Another interesting and often ignored part of this approach is the benefit of communication and discussion between different specialities. This leads to an increased understanding and respect for the different roles with their advantages and limitations that each member of the team has. It increases the opportunity for follow-up of patients and prevents them ‘falling through the cracks’ of modern service provision, particularly with the essential involvement of the patient’s general practitioner as part of the team, a key member often overlooked.
Observing such meetings and discussion has significant value for junior doctors and doctors starting out in the speciality. It also provides valuable continuing professional development for all members, who may appreciate new research and technologies differently according to their speciality. Medico-legally there is also security and reassurance in a shared opinion of good practice.
One of the major challenges that face MDMs is the amount of time consumed in preparing for and taking part in them. Whilst they may be effective for the patient, in our time-constrained workplace they can eat into precious consultation or management time. It is particularly important to avoid time-wasting, particularly when involving specialities which may not be relevant for each case, such as reconstructive surgery or one individual’s general practitioner. Specialities such as medical oncology, radiology or pathology may be required to attend multiple MDMs if they do not specialise in breast alone, which may also be exceedingly time-consuming.
Who are the breast multi-disciplinary team?
So who should be present at an MDM? The simple answer is every speciality which is involved in breast cancer care. And not simply all breast cancer care, but each speciality involved in that particular individual woman’s (or man’s) breast cancer care. This obviously means the specialities which directly co-ordinate care, such as the specialist surgeon, the medical oncologist and the radiation oncologist. In addition there are many other fundamentally important specialities who contribute to the team: the reconstructive surgeons who work hand in glove with the oncology surgeons, and whose reconstructive approach may be altered by decisions such as radiation should be present; the interpretation of investigations and histology by the radiologists and pathologists involved may change the whole cancer management process; a psychologist informs on dimensions of the patients care which may otherwise be overlooked; and the family doctor, whether they are physically present or kept constantly informed, must be appreciated as an integral part of the team because once the patient’s active cancer treatment is at an end, it is the family doctor who will be the primary physician and it is important they have input into the patient’s care throughout the process. Many international guidelines suggest more than one doctor of each speciality, and we have found that having at least two doctors of most specialities adds an extra dimension of knowledge and expertise to our own meetings.

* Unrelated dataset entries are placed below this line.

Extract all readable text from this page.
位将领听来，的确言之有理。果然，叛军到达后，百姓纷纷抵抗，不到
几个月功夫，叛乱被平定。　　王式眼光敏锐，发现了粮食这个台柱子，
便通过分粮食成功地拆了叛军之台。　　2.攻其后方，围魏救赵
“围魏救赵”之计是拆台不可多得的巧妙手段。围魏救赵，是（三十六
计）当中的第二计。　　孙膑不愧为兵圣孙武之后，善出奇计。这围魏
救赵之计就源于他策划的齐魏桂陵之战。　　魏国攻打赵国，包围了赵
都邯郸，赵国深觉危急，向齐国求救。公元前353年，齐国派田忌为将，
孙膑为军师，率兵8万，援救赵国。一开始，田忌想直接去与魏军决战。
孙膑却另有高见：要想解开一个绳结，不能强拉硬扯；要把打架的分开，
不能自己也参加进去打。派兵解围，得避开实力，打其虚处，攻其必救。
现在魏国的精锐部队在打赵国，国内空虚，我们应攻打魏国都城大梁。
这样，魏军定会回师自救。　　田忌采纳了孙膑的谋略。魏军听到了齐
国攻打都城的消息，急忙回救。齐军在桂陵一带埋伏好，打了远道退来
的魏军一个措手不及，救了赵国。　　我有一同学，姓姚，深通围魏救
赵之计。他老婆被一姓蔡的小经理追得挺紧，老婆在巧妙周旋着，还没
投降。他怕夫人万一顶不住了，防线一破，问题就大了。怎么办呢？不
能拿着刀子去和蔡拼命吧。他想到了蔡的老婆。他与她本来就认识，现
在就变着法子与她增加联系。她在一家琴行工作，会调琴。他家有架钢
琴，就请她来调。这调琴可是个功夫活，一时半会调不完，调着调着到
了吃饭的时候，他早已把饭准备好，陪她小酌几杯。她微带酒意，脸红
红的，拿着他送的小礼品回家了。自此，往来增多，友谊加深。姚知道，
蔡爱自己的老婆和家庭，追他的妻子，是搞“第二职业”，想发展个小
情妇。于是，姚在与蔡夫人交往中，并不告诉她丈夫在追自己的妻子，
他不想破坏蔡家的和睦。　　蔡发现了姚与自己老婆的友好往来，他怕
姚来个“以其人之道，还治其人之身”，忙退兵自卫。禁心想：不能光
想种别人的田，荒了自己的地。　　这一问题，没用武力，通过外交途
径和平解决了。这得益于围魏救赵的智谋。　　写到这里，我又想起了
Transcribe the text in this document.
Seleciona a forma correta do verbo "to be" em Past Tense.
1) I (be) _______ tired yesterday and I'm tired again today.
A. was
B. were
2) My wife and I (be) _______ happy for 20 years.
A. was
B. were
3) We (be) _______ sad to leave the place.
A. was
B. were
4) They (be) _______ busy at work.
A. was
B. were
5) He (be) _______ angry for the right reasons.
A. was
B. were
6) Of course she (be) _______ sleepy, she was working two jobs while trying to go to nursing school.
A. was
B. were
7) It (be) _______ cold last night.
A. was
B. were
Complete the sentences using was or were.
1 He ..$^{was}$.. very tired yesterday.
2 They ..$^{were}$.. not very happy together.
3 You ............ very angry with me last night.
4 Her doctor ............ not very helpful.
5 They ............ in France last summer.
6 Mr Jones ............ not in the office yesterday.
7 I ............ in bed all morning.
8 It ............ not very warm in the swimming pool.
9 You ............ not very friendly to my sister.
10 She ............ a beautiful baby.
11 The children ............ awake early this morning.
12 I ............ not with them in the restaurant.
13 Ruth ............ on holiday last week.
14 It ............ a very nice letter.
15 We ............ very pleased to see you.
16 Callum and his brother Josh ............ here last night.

If specialists are working alone in private practice they may be physically isolated from colleagues making multi-disciplinary care difficult but all the more important . This can be combatted in the modern age with teleconferencing and specialised referral centres. It is important such centres are not viewed as ivory towers but easily accessible to all, whether family doctor, non-specialist hospital doctor or even patients.
Conclusions
A multi-disciplinary approach to breast cancer is one which provides patients with the optimal care centred on their own individualised breast cancer management strategy. It has been shown to have objective benefit for not only each patient , but for the healthcare professionals involved also . Breast cancer treatment in the 21st century can be a collaborative endeavour aimed at excellence in care for the disease and for the patient.